NFO: DSP BlackRock A.C.E. Fund Series 1 - Downside protection is the USP

This fund offer is for investors wary of high valuations but who want to play the market

The DSP BlackRock A.C.E. Fund Series 1 is among the latest new fund offers (NFOs) to hit the market. But unlike many other NFOs, this one is not run-of-the-mill.

A close-ended, multi-cap equity scheme with tenure of 37 months, the NFO has a key differentiator — downside protection through put options — that can be useful with the market now trading at above-average valuations.

Portfolio construction

A.C.E is short for Analyst’s Conviction Equalised. The scheme plans to invest in 45-55 high conviction stocks picked across sectors by analysts from a 16-member investment team.

Benchmarked to the Nifty 500 index, the scheme will adhere to the Nifty 500 sector weights, thus having no sector allocation bias. Within a sector, there will be equal weights for stocks, thus having no stock allocation bias. The scheme will invest across large-cap, mid-cap and small-cap stocks and could also go beyond the Nifty 500 universe if there is a high conviction bet.

While stock inclusion and exclusion will happen real time, the portfolio will be rebalanced on a quarterly basis for removing sector or stock bias.

The scheme intends to allocate 94 per cent of the portfolio to stocks, and 6 per cent to buy put options on the Nifty 50 Index to hedge the portfolio against down markets.

What’s new, what’s not

An NFO makes sense for investors only when it offers something new. A multi-cap scheme investing in high conviction stocks picked by analysts is not quite novel — many multi-cap schemes would claim to do that even if the selection process varies.

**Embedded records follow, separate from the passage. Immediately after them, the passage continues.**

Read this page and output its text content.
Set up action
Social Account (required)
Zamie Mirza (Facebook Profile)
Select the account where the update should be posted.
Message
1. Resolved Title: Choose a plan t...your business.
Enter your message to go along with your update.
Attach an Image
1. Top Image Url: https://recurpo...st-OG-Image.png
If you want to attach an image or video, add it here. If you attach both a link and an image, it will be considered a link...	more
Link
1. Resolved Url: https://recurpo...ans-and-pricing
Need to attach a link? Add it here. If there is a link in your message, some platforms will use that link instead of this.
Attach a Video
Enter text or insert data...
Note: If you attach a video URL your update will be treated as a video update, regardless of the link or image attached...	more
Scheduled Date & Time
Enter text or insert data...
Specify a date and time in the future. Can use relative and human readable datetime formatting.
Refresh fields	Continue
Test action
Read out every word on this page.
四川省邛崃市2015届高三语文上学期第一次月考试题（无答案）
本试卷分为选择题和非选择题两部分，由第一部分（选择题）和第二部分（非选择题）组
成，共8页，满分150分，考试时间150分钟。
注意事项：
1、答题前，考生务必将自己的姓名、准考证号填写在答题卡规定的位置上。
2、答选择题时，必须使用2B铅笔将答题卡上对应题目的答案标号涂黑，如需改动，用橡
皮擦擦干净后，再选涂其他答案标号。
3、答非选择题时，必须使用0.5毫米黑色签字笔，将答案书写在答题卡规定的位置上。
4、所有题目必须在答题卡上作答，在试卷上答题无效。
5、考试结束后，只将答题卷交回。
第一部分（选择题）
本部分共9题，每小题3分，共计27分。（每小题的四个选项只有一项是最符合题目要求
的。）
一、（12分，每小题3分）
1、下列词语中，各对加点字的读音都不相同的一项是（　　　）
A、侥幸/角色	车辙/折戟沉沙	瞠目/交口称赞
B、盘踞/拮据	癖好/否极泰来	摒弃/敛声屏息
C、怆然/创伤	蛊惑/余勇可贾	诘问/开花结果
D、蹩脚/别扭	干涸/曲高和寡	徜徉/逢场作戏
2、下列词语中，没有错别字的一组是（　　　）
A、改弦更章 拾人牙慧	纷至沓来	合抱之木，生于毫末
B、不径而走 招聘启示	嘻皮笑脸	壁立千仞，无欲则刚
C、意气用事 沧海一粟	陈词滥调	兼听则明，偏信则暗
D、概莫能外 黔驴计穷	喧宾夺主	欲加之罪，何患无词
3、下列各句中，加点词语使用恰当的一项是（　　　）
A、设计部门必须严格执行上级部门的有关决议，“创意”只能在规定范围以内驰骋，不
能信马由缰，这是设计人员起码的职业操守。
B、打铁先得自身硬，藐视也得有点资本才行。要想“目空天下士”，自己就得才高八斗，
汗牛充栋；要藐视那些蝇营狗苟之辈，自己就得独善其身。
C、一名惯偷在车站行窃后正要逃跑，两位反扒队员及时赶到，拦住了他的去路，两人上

But there are three features in the DSP BlackRock A.C.E. Fund NFO that are new — sector allocation in line with the Nifty 500 index, equal weight for all stocks within a sector, and downside protection through put options.

The key differentiator is the put option feature for downside protection. Put options on the Nifty 50 will be bought for the entire value of the equity portfolio.

While the Nifty 50 put options will not be a perfect hedge, given that the multi-cap portfolio will comprise stocks from across the Nifty 500 universe and possibly even beyond, it will still offer a good level of protection from downside risk.

The cost will be limited to the premium to be paid for the put options.

With market volatility currently low compared with levels in the past, the put options are available at a reasonable price, says fund manger M. Suryanarayanan. While the cost of the put options could erode returns somewhat in a rising market with the options rendered worthless, they will be handy in restricting losses in declining markets.

This loss-containment risk management could appeal to investors who seek to participate in the market but are wary of the current high valuations. On a risk-adjusted basis, the DSP BlackRock A.C.E. Fund could put up a better show than peers that don’t hedge exposures.

Why close-ended?

Unlike open-ended funds, exit option and flexibility are restricted in the A.C.E Fund as it is close-ended. An investor cannot redeem units with the fund house before the tenure of 37 months. At the end of the tenure, the fund will be redeemed, irrespective of market conditions. The scheme will be listed on the exchanges but liquidity for mutual fund schemes is low on the bourses.

Why a close-ended fund instead of an open-end one? M Suryanarayan explains that the portfolio protection feature would be difficult to implement in an open-ended scheme with continuous fund inflows and outflows, and the risk of higher market volatility that could make put options quite expensive.

He also points that with the portfolio protection feature, the risk of loss on redemption at fund maturity is significantly mitigated.